Moody and musical ... Warrell excels at describing these points of contact — more often bruising impact than connection — conveying the varying degrees of longing, loneliness, and even aversion that can bring two people together ... She’s also skilled at describing jazz — and, perhaps more important, what the music means to a musician ... Despite this sensitive portrayal, the book does have occasional off notes ... The specificity — the ripped-from-the-headlines quality — feels jarring, at least to this Boston-area reader ... Warrell does much better when she sticks to the timeless dance we humans do: between love and fear, the need to embrace and the search for self. For Circus, Koko, and the score of others in this sprawling and ambitious book, it’s an improvisation, and at its best, it’s beautiful.
... patchy but soulful ... Structured like a jam session, the novel favors a series of riffs over any one melodic theme. Warrell gives a supporting cast of women their own solos, through close-third-person chapters that detail their entanglements with the elusive Circus ... the reader longs for actual scenes showing who they were together, showing Circus’s capacity for love to counterbalance his fetish for leaving. Without that, his protestations feel thin...Other threads are left tantalizingly loose too...Warrell outlines fascinating satellite characters who beg to be filled in ... certain passages as elegant, unexpected and wrenching as the 'fierce' sounds that emerge from Circus’s trumpet.
Heartbreak and longing take different forms in Sweet, Soft, Plenty Rhythm, but sometimes the stories can take on a sort of sameness. Nevertheless, Warrell is a talented writer, and just like a skillful jazz musician, she manages to infuse each of her portraits with something new and novel --- a sort of variation on a theme, if you will. Her writing is fluid and easy, even when it’s about physical or emotional violence. The moments of grace her characters encounter feel like the satisfaction of striking the one perfect chord of resolution after a long period of restlessness and tension.

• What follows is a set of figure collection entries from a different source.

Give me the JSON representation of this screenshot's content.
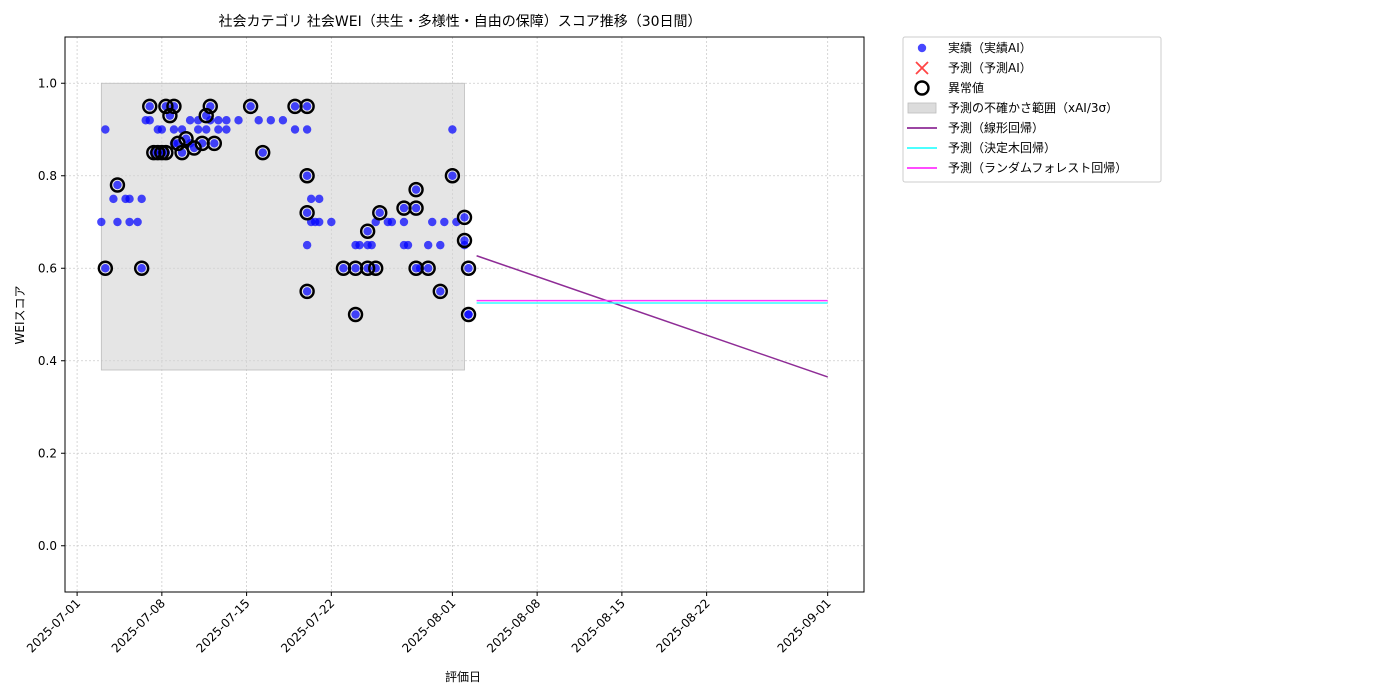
{
  "chart_data": {
    "type": "scatter",
    "title": "社会カテゴリ 社会WEI（共生・多様性・自由の保障）スコア推移（30日間）",
    "xlabel": "評価日",
    "ylabel": "WEIスコア",
    "xlim": [
      "2025-06-30",
      "2025-09-04"
    ],
    "ylim": [
      -0.1,
      1.1
    ],
    "grid": true,
    "legend_position": "outside-top-right",
    "x_ticks": [
      "2025-07-01",
      "2025-07-08",
      "2025-07-15",
      "2025-07-22",
      "2025-08-01",
      "2025-08-08",
      "2025-08-15",
      "2025-08-22",
      "2025-09-01"
    ],
    "y_ticks": [
      "0.0",
      "0.2",
      "0.4",
      "0.6",
      "0.8",
      "1.0"
    ],
    "legend": [
      {
        "label": "実績（実績AI）",
        "marker": "dot",
        "color": "#0000ff"
      },
      {
        "label": "予測（予測AI）",
        "marker": "x",
        "color": "#ff4444"
      },
      {
        "label": "異常値",
        "marker": "ring",
        "color": "#000000"
      },
      {
        "label": "予測の不確かさ範囲（xAI/3σ）",
        "marker": "band",
        "color": "#d3d3d3"
      },
      {
        "label": "予測（線形回帰）",
        "marker": "line",
        "color": "#8e2c96"
      },
      {
        "label": "予測（決定木回帰）",
        "marker": "line",
        "color": "#33ffff"
      },
      {
        "label": "予測（ランダムフォレスト回帰）",
        "marker": "line",
        "color": "#ff33ff"
      }
    ],
    "uncertainty_band": {
      "x": [
        "2025-07-03",
        "2025-08-02"
      ],
      "y": [
        0.38,
        1.0
      ]
    },
    "series": [
      {
        "name": "実績（実績AI）",
        "kind": "scatter",
        "color": "#0000ff",
        "points": [
          [
            "2025-07-03 00:00",
            0.7
          ],
          [
            "2025-07-03 08:00",
            0.9
          ],
          [
            "2025-07-03 08:00",
            0.6
          ],
          [
            "2025-07-04 00:00",
            0.75
          ],
          [
            "2025-07-04 08:00",
            0.78
          ],
          [
            "2025-07-04 08:00",
            0.7
          ],
          [
            "2025-07-05 00:00",
            0.75
          ],
          [
            "2025-07-05 08:00",
            0.75
          ],
          [
            "2025-07-05 08:00",
            0.7
          ],
          [
            "2025-07-06 00:00",
            0.7
          ],
          [
            "2025-07-06 08:00",
            0.6
          ],
          [
            "2025-07-06 08:00",
            0.75
          ],
          [
            "2025-07-06 16:00",
            0.92
          ],
          [
            "2025-07-07 00:00",
            0.92
          ],
          [
            "2025-07-07 00:00",
            0.95
          ],
          [
            "2025-07-07 08:00",
            0.85
          ],
          [
            "2025-07-07 16:00",
            0.85
          ],
          [
            "2025-07-07 16:00",
            0.9
          ],
          [
            "2025-07-08 00:00",
            0.9
          ],
          [
            "2025-07-08 00:00",
            0.85
          ],
          [
            "2025-07-08 08:00",
            0.95
          ],
          [
            "2025-07-08 08:00",
            0.85
          ],
          [
            "2025-07-08 16:00",
            0.93
          ],
          [
            "2025-07-09 00:00",
            0.87
          ],
          [
            "2025-07-09 00:00",
            0.9
          ],
          [
            "2025-07-09 00:00",
            0.95
          ],
          [
            "2025-07-09 08:00",
            0.87
          ],
          [
            "2025-07-09 16:00",
            0.9
          ],
          [
            "2025-07-09 16:00",
            0.85
          ],
          [
            "2025-07-10 00:00",
            0.88
          ],
          [
            "2025-07-10 08:00",
            0.92
          ],
          [
            "2025-07-10 08:00",
            0.87
          ],
          [
            "2025-07-10 16:00",
            0.86
          ],
          [
            "2025-07-11 00:00",
            0.9
          ],
          [
            "2025-07-11 00:00",
            0.92
          ],
          [
            "2025-07-11 08:00",
            0.87
          ],
          [
            "2025-07-11 16:00",
            0.93
          ],
          [
            "2025-07-11 16:00",
            0.9
          ],
          [
            "2025-07-12 00:00",
            0.95
          ],
          [
            "2025-07-12 00:00",
            0.92
          ],
          [
            "2025-07-12 08:00",
            0.87
          ],
          [
            "2025-07-12 16:00",
            0.92
          ],
          [
            "2025-07-12 16:00",
            0.9
          ],
          [
            "2025-07-13 08:00",
            0.9
          ],
          [
            "2025-07-13 08:00",
            0.92
          ],
          [
            "2025-07-14 08:00",
            0.92
          ],
          [
            "2025-07-15 08:00",
            0.95
          ],
          [
            "2025-07-16 00:00",
            0.92
          ],
          [
            "2025-07-16 08:00",
            0.85
          ],
          [
            "2025-07-17 00:00",
            0.92
          ],
          [
            "2025-07-18 00:00",
            0.92
          ],
          [
            "2025-07-19 00:00",
            0.95
          ],
          [
            "2025-07-19 00:00",
            0.9
          ],
          [
            "2025-07-20 00:00",
            0.9
          ],
          [
            "2025-07-20 00:00",
            0.95
          ],
          [
            "2025-07-20 00:00",
            0.72
          ],
          [
            "2025-07-20 00:00",
            0.8
          ],
          [
            "2025-07-20 08:00",
            0.75
          ],
          [
            "2025-07-20 08:00",
            0.7
          ],
          [
            "2025-07-20 00:00",
            0.65
          ],
          [
            "2025-07-20 00:00",
            0.55
          ],
          [
            "2025-07-20 16:00",
            0.7
          ],
          [
            "2025-07-21 00:00",
            0.75
          ],
          [
            "2025-07-21 00:00",
            0.7
          ],
          [
            "2025-07-22 00:00",
            0.7
          ],
          [
            "2025-07-23 00:00",
            0.6
          ],
          [
            "2025-07-24 00:00",
            0.6
          ],
          [
            "2025-07-24 00:00",
            0.5
          ],
          [
            "2025-07-24 00:00",
            0.65
          ],
          [
            "2025-07-24 08:00",
            0.65
          ],
          [
            "2025-07-25 00:00",
            0.6
          ],
          [
            "2025-07-25 00:00",
            0.65
          ],
          [
            "2025-07-25 00:00",
            0.68
          ],
          [
            "2025-07-25 08:00",
            0.65
          ],
          [
            "2025-07-25 16:00",
            0.7
          ],
          [
            "2025-07-25 16:00",
            0.6
          ],
          [
            "2025-07-26 00:00",
            0.72
          ],
          [
            "2025-07-26 16:00",
            0.7
          ],
          [
            "2025-07-27 00:00",
            0.7
          ],
          [
            "2025-07-28 00:00",
            0.7
          ],
          [
            "2025-07-28 00:00",
            0.73
          ],
          [
            "2025-07-28 00:00",
            0.65
          ],
          [
            "2025-07-28 08:00",
            0.65
          ],
          [
            "2025-07-29 00:00",
            0.6
          ],
          [
            "2025-07-29 00:00",
            0.77
          ],
          [
            "2025-07-29 00:00",
            0.73
          ],
          [
            "2025-07-29 08:00",
            0.6
          ],
          [
            "2025-07-30 00:00",
            0.6
          ],
          [
            "2025-07-30 00:00",
            0.65
          ],
          [
            "2025-07-30 08:00",
            0.7
          ],
          [
            "2025-07-31 00:00",
            0.55
          ],
          [
            "2025-07-31 00:00",
            0.65
          ],
          [
            "2025-07-31 08:00",
            0.7
          ],
          [
            "2025-08-01 00:00",
            0.9
          ],
          [
            "2025-08-01 00:00",
            0.8
          ],
          [
            "2025-08-01 08:00",
            0.7
          ],
          [
            "2025-08-02 00:00",
            0.71
          ],
          [
            "2025-08-02 00:00",
            0.65
          ],
          [
            "2025-08-02 00:00",
            0.66
          ],
          [
            "2025-08-02 08:00",
            0.6
          ],
          [
            "2025-08-02 08:00",
            0.5
          ],
          [
            "2025-08-02 08:00",
            0.5
          ]
        ]
      },
      {
        "name": "異常値",
        "kind": "ring",
        "color": "#000000",
        "points": [
          [
            "2025-07-03 08:00",
            0.6
          ],
          [
            "2025-07-04 08:00",
            0.78
          ],
          [
            "2025-07-06 08:00",
            0.6
          ],
          [
            "2025-07-07 00:00",
            0.95
          ],
          [
            "2025-07-07 08:00",
            0.85
          ],
          [
            "2025-07-07 16:00",
            0.85
          ],
          [
            "2025-07-08 00:00",
            0.85
          ],
          [
            "2025-07-08 08:00",
            0.95
          ],
          [
            "2025-07-08 08:00",
            0.85
          ],
          [
            "2025-07-08 16:00",
            0.93
          ],
          [
            "2025-07-09 00:00",
            0.95
          ],
          [
            "2025-07-09 08:00",
            0.87
          ],
          [
            "2025-07-09 16:00",
            0.85
          ],
          [
            "2025-07-10 00:00",
            0.88
          ],
          [
            "2025-07-10 16:00",
            0.86
          ],
          [
            "2025-07-11 08:00",
            0.87
          ],
          [
            "2025-07-11 16:00",
            0.93
          ],
          [
            "2025-07-12 00:00",
            0.95
          ],
          [
            "2025-07-12 08:00",
            0.87
          ],
          [
            "2025-07-15 08:00",
            0.95
          ],
          [
            "2025-07-16 08:00",
            0.85
          ],
          [
            "2025-07-19 00:00",
            0.95
          ],
          [
            "2025-07-20 00:00",
            0.95
          ],
          [
            "2025-07-20 00:00",
            0.8
          ],
          [
            "2025-07-20 00:00",
            0.72
          ],
          [
            "2025-07-20 00:00",
            0.55
          ],
          [
            "2025-07-23 00:00",
            0.6
          ],
          [
            "2025-07-24 00:00",
            0.6
          ],
          [
            "2025-07-24 00:00",
            0.5
          ],
          [
            "2025-07-25 00:00",
            0.6
          ],
          [
            "2025-07-25 00:00",
            0.68
          ],
          [
            "2025-07-25 16:00",
            0.6
          ],
          [
            "2025-07-26 00:00",
            0.72
          ],
          [
            "2025-07-28 00:00",
            0.73
          ],
          [
            "2025-07-29 00:00",
            0.6
          ],
          [
            "2025-07-29 00:00",
            0.77
          ],
          [
            "2025-07-29 00:00",
            0.73
          ],
          [
            "2025-07-30 00:00",
            0.6
          ],
          [
            "2025-07-31 00:00",
            0.55
          ],
          [
            "2025-08-01 00:00",
            0.8
          ],
          [
            "2025-08-02 00:00",
            0.71
          ],
          [
            "2025-08-02 00:00",
            0.66
          ],
          [
            "2025-08-02 08:00",
            0.6
          ],
          [
            "2025-08-02 08:00",
            0.5
          ]
        ]
      },
      {
        "name": "予測（線形回帰）",
        "kind": "line",
        "color": "#8e2c96",
        "points": [
          [
            "2025-08-03",
            0.627
          ],
          [
            "2025-09-01",
            0.365
          ]
        ]
      },
      {
        "name": "予測（決定木回帰）",
        "kind": "line",
        "color": "#33ffff",
        "points": [
          [
            "2025-08-03",
            0.525
          ],
          [
            "2025-09-01",
            0.525
          ]
        ]
      },
      {
        "name": "予測（ランダムフォレスト回帰）",
        "kind": "line",
        "color": "#ff33ff",
        "points": [
          [
            "2025-08-03",
            0.53
          ],
          [
            "2025-09-01",
            0.53
          ]
        ]
      }
    ]
  }
}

... reads like smooth jazz music, with a full cast of interlocking characters creating a complex harmony that I could not get enough of. Circus Palmer is our main character, an aging and floundering jazz musician who charms and cheats on the women in his life. Never have I wanted so badly to grab a character by the shoulders and shake some sense into him! The women truly take center stage in this story, loved and abandoned by Circus in turns. The narrative was full of angst, but the ending was sweet and redemptive.
First-time novelist Warrell tells this powerful, polyphonic tale mainly through the voices of those people Circus loves and leaves ... All of these narrators appear and reappear as recurring motifs in the fugue-like tapestry of Circus’ life, each playing a variation on the theme of this deeply flawed but charismatic man’s hold on them, but also displaying their determination to establish individual lives. Maggie, whom Circus abandons after she reveals she’s pregnant with his child, and Koko, struggling with her sexual coming-of-age, are at the emotional center of a novel that ripples with passion and the ineffable sadness of relationships run aground. And yet, at the end, there is an uplifting sense of possibility, a deeply satisfying tonic chord set against the dissonance that has come before. Jazz, Circus reminds us, 'sweetens the soul,' and so it is in this remarkably assured, unforgettable debut.
Warrell plays her exceptional first novel with plenty of rhythm and tenderness, delivered in brisk, mordantly gorgeous language that has its own natural flow ... Each woman has her own life, her own story—none is defined by Circus, though all are touched by him—and as in any good jazz piece these stories play off one another seamlessly. In the end, Circus isn’t just damager but damaged, coming to terms with his limits and learning to reach out, an understanding that Warrell movingly delivers ... A highly recommended story of love and life that makes beautiful music.
... impressive ... Vivid, poignant portraits of these women are interspersed with the separate struggles of both Circus and Koko to get through transitions that have little in common with each other except pain and shame. Though this is her first novel, Warrell displays delicately wrought characterization and a formidable command of physical and emotional detail. Her more intimate set pieces deliver sensual, erotic vibrations, and, most crucially for a novel that takes its title from Jelly Roll Morton, she knows how to write about the way it feels to deliver jazz—and receive it ... A captivating modern romance evoking love, loss, recovery, and redemption.